Cinebench is a long-standing render benchmark that has been heavily relied upon by both Intel and AMD to showcase their newest platforms during unveils. The benchmark has two tests, a single-core workload that will utilize one thread or 1T. There is also a multi-threaded test that uses all threads or nT of a tested CPU
Single-core performance comes in 20 points higher than the XPS at 1454. Multi-threaded reaches 4362
Realbench utilizes both video and photo workloads for real-world testing.
Razer Book grabs an 80.3 second score for the Heavy Multitasking workload in Realbench.
Memory bandwidth was nearly identical, as it should be; all platforms having 4266MHz DDR4.
PCMark is a benchmark from UL and tests various workload types to represent typical workloads for a PC. Everything from video conferencing, image import, and editing, along with 3D rendering, are tested.
PCMark showed a peak of 10273in essentials, 6704 for productivity, and 4942 for Digital Content. This put the Rqazer Book very close to the larger XPG platform and a few hundred points over the XPS.

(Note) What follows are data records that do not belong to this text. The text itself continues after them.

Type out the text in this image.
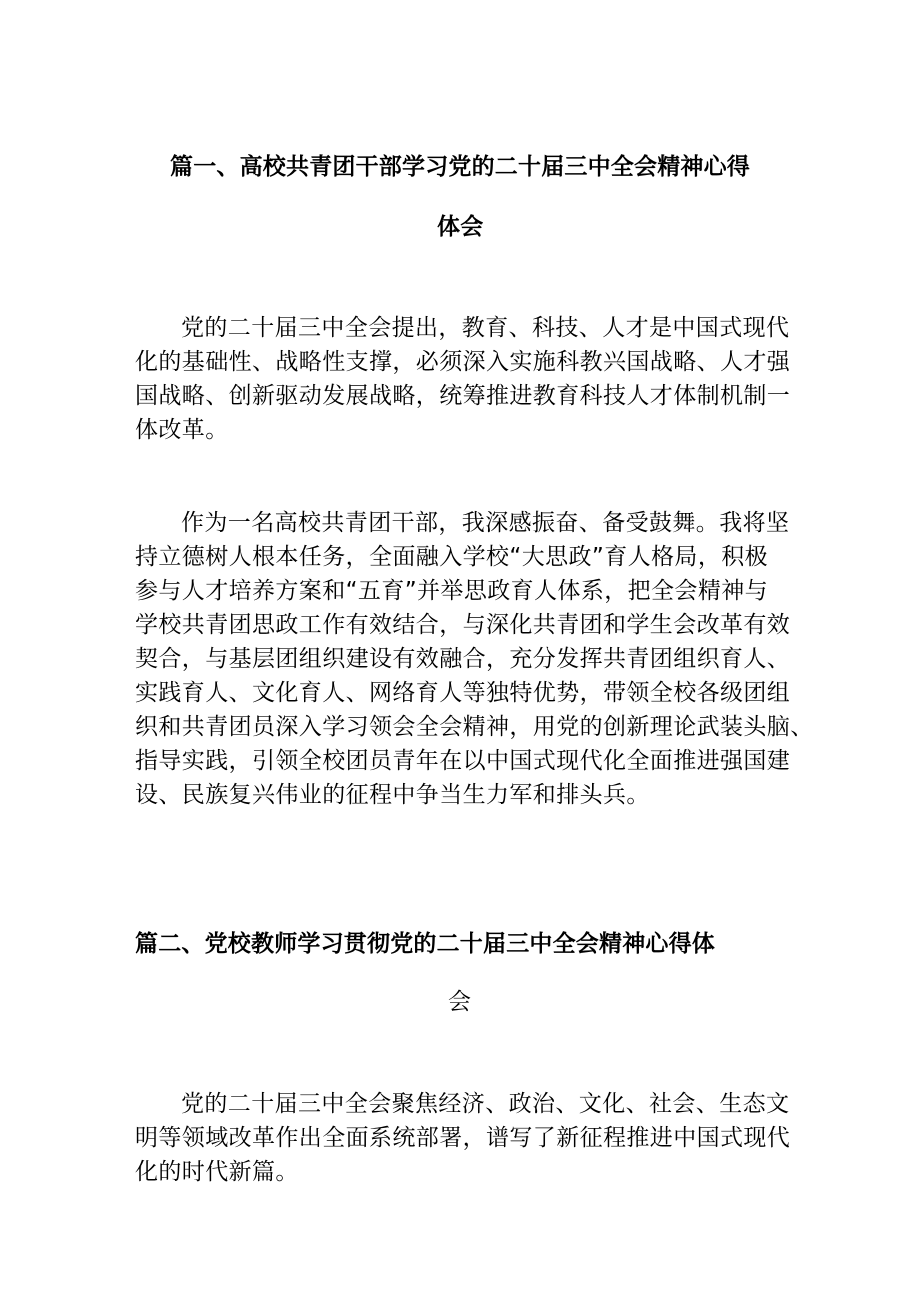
篇一、高校共青团干部学习党的二十届三中全会精神心得
体会
党的二十届三中全会提出，教育、科技、人才是中国式现代
化的基础性、战略性支撑，必须深入实施科教兴国战略、人才强
国战略、创新驱动发展战略，统筹推进教育科技人才体制机制一
体改革。
作为一名高校共青团干部，我深感振奋、备受鼓舞。我将坚
持立德树人根本任务，全面融入学校“大思政”育人格局，积极
参与人才培养方案和“五育”并举思政育人体系，把全会精神与
学校共青团思政工作有效结合，与深化共青团和学生会改革有效
契合，与基层团组织建设有效融合，充分发挥共青团组织育人、
实践育人、文化育人、网络育人等独特优势，带领全校各级团组
织和共青团员深入学习领会全会精神，用党的创新理论武装头脑、
指导实践，引领全校团员青年在以中国式现代化全面推进强国建
设、民族复兴伟业的征程中争当生力军和排头兵。
篇二、党校教师学习贯彻党的二十届三中全会精神心得体
会
党的二十届三中全会聚焦经济、政治、文化、社会、生态文
明等领域改革作出全面系统部署，谱写了新征程推进中国式现代
化的时代新篇。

Our second scenario in PCMark 10 is the applications test. In these workloads, the Razer Book did very well, showing 15940 in Excel, 10870 for PowerPoint, and 9567 for Edge.
Graphics, System I/O and Battery
3DMark Night Raid
Night Raid is a DirectX 12 benchmark for mobile computing devices with integrated graphics and low-power platforms powered by Windows 10 on ARM.

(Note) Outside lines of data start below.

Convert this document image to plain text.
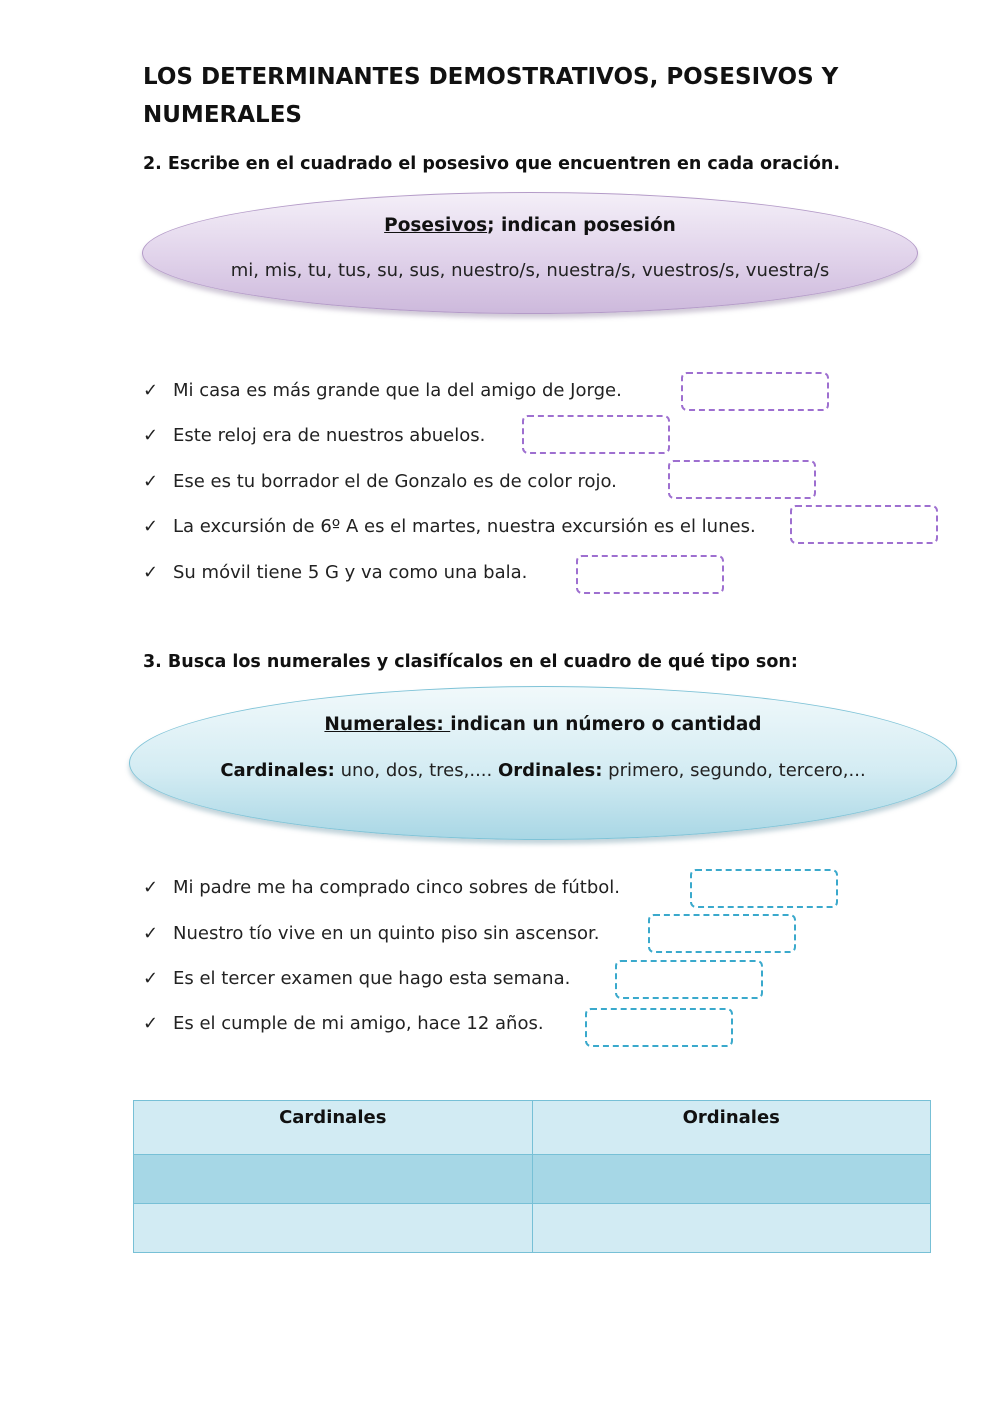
LOS DETERMINANTES DEMOSTRATIVOS, POSESIVOS Y NUMERALES

2. Escribe en el cuadrado el posesivo que encuentren en cada oración.

Posesivos; indican posesión
mi, mis, tu, tus, su, sus, nuestro/s, nuestra/s, vuestros/s, vuestra/s
✓ Mi casa es más grande que la del amigo de Jorge.
✓ Este reloj era de nuestros abuelos.
✓ Ese es tu borrador el de Gonzalo es de color rojo.
✓ La excursión de 6º A es el martes, nuestra excursión es el lunes.
✓ Su móvil tiene 5 G y va como una bala.

3. Busca los numerales y clasifícalos en el cuadro de qué tipo son:

Numerales: indican un número o cantidad
Cardinales: uno, dos, tres,.... Ordinales: primero, segundo, tercero,...
✓ Mi padre me ha comprado cinco sobres de fútbol.
✓ Nuestro tío vive en un quinto piso sin ascensor.
✓ Es el tercer examen que hago esta semana.
✓ Es el cumple de mi amigo, hace 12 años.
Cardinales	Ordinales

The Razer Book matched the XPG platform score; at 16963, we are 800 points quicker than the XPS.
3DMark Sky Diver
Sky Diver is a DX11 test for mainstream platforms, including mobile GPUs and integrated graphics.
In this scenario, Razer Book scores 14644, 100 points over the XPG and 600 points over the XPS.

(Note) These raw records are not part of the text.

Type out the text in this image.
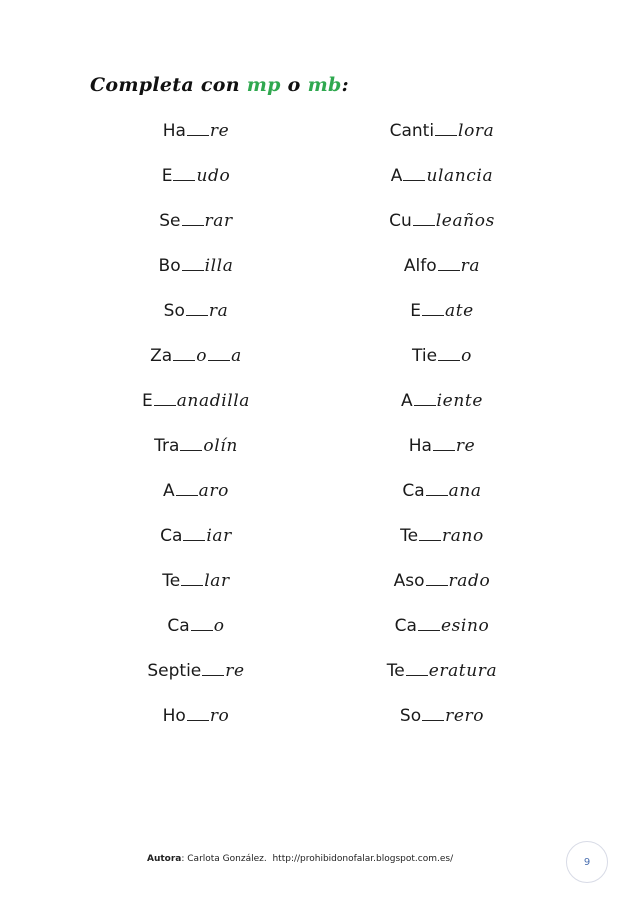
Completa con mp o mb:
Ha re
E udo
Se rar
Bo illa
So ra
Za o a
E anadilla
Tra olín
A aro
Ca iar
Te lar
Ca o
Septie re
Ho ro
Canti lora
A ulancia
Cu leaños
Alfo ra
E ate
Tie o
A iente
Ha re
Ca ana
Te rano
Aso rado
Ca esino
Te eratura
So rero
Autora: Carlota González. http://prohibidonofalar.blogspot.com.es/	9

The included SSD in the Razer Book 13 offered 3426 MB/s read and 1677 MB/s write. 4KQ1, we see 41 MB/s read and 124 MB/s write.
External storage testing with our WD Black P50 USB 3.2 Gen2x2 gave us 1071 MB/s read and 989 MB/s write on the Thunderbolt 4 port.
Networking for all three platforms is built on Intel AX200. Dell does use the Killer variant. Razer Book 13 managed 1321Mbps in this test.
For battery tests, we use the PCMark 10 Battery tests in Office mode.
The modern office battery life test ran for a total of 563 minutes with the Razer Book 13; that's an entire 8 hour workday with room to spare.
During testing, I was able to grab some images of the laptop with our thermal camera. The top keyboard area shows a peak temp of 39c. On the backside, you can see the notebook pulling in cool air at the fans while there is a sizable hotspot reading 42c.
I spent close to two weeks with the Razer Book 13, using it as a daily driver between testing other platforms. Coming away from testing, I can't say I'm surprised with how good it is; any company that has decades of experience designing and building laptops should know what they are doing. What did catch me off guard was how good the fit and finish were on this notebook, it's near or par with any MacBook I've owned, and that's really the benchmark platform, is it not?
Performance, backed by 11th Gen Tiger Lake with the 1165G7, was fantastic, and the Razer Book 13 was beating XPS 9310 in a large majority of benchmarks tested and at times gave the larger XPG Xenia a run for its money. Battery life was fantastic at just over 9 hours with the PCMark Modern Office workload.
Complaints on this platform are the sometimes buggy Razer Synapse software. It's constantly evolving with updates, and during testing, I did catch a few issues with the notebook not showing up. This was resolved with a reinstall with the latest build. The other almost obvious gripe is the lack of a Gen4 NVMe; yes, it would likely increase the MSRP, but anyone dropping a large amount of coin on a notebook doesn't want to update it immediately if they don't have to.
What We Like
Design and Build: Aluminum design with outstanding fit and finish!
11th Gen Intel platform: Tiger Lake, Thunderbolt 4, Intel Iris Xe Graphics!
Intel EVO Certified: Intel EVO certification gives the green light to the Razer Book 13
What Could Be Better
NVMe:SSST NVMe lacks modern day performance.
Software: Synapse can be buggy.
The Bottom Line
In the 13" notebook productivity space, the Razer Book 13 has no qualms taking top honors and is the best we have seen to date!